Resolusi 2803 tidak menempatkan negara Palestina sebagai prioritas, melainkan menjadikannya harapan samar yang menggantung di ujung dokumen. Tidak ada jalur konkret menuju kemerdekaan. Tidak ada mekanisme negosiasi final. Tidak ada tekanan bagi Israel untuk mengakhiri pendudukan. Semua hanya kemungkinan yang bersayap retorika. Inilah kekalahan nasional paling menyakitkan: ketika dunia memilih stabilitas sebagai nilai tertinggi dan menempatkan kemerdekaan rakyat Palestina sebagai isu sekunder.
Penutup
Resolusi DK PBB No. 2803 Tahun 2025 adalah kemenangan politik bagi para penguasa dunia, tetapi kekalahan mendalam bagi rakyat Palestina. Resolusi ini menata Gaza dengan rapi, tetapi tanpa kedaulatan. Ia menjanjikan stabilitas, tetapi stabilitas itu milik orang lain. Ia memberi jalan transisi, tetapi transisi itu tidak dikendalikan oleh Palestina. Inilah kekalahan yang tidak datang dalam bentuk ledakan, tetapi datang dalam bentuk dokumen resmi yang mengetuk pintu masa depan Gaza tanpa mengetuk pintu rakyat Gaza.

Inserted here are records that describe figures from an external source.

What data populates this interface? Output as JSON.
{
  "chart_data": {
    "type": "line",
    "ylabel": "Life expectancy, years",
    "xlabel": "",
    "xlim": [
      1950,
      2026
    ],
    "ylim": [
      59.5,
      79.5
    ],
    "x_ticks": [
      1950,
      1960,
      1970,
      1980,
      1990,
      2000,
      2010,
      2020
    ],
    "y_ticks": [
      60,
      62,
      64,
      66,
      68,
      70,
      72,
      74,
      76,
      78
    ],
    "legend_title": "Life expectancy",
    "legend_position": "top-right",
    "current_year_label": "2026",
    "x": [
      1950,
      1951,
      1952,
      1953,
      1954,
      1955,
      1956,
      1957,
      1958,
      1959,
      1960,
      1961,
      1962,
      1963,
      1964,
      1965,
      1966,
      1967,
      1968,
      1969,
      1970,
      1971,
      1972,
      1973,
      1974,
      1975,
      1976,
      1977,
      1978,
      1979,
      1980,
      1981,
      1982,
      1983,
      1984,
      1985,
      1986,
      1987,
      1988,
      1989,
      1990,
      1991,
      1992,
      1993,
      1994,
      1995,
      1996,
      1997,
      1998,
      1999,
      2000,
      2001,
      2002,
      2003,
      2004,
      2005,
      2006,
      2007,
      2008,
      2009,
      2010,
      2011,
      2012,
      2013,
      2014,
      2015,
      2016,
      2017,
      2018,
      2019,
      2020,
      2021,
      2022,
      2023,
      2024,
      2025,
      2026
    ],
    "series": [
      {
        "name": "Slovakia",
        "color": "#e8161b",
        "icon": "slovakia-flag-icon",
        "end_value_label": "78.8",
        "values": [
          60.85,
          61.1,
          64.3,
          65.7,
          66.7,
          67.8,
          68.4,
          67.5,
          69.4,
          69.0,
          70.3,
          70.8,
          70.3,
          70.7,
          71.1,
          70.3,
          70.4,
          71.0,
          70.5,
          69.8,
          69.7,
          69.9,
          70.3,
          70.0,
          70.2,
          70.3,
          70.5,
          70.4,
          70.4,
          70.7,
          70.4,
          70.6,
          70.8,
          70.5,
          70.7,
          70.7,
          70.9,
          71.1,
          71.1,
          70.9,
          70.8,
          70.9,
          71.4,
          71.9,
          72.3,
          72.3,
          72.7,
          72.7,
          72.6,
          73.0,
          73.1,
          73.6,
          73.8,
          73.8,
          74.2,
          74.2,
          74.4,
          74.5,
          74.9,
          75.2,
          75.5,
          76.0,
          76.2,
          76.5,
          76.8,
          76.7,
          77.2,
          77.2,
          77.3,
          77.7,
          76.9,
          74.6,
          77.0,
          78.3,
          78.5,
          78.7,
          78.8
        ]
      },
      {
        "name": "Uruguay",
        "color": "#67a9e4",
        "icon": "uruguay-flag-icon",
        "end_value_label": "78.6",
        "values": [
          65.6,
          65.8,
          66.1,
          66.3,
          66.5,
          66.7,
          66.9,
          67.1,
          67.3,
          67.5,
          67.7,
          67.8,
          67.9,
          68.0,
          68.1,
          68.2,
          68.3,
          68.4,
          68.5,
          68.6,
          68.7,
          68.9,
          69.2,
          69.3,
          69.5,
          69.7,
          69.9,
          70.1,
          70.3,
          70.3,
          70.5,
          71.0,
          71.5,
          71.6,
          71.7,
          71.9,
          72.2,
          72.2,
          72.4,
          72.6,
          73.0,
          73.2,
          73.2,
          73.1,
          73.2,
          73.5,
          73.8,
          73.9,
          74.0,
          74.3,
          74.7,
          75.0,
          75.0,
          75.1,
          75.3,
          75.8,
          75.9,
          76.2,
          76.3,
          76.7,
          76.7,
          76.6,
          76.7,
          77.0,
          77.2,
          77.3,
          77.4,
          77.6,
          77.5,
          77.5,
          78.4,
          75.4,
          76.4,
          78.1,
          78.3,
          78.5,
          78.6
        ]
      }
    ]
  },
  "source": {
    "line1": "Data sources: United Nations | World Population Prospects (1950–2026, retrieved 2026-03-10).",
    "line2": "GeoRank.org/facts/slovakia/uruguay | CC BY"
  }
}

Palestina kembali harus menerima kenyataan pahit bahwa perjuangan mereka belum selesai dan mungkin tidak akan selesai dalam waktu dekat. Dunia tidak memberikan mereka negara. Dunia memberikan mereka perwalian. Dan perwalian bukanlah kemerdekaan. Ini adalah bab baru dalam perjalanan panjang bangsa yang terus ditunda haknya, terus dijauhkan dari kedaulatannya, dan terus dipaksa tunduk pada keputusan yang tidak mereka buat.
Namun, sejarah menunjukkan bahwa bangsa yang terjajah tidak selamanya kalah. Palestina telah berkali-kali jatuh, tetapi juga berkali-kali bangkit. Dan meskipun Resolusi 2803 menandai kekalahan yang besar, ia tidak menghapuskan hak moral rakyat Palestina untuk merdeka. Jalan menuju kebebasan mungkin panjang dan berliku, tetapi selama ada bangsa yang bersedia mempertahankan identitas dan tanahnya, harapan itu tidak akan padam.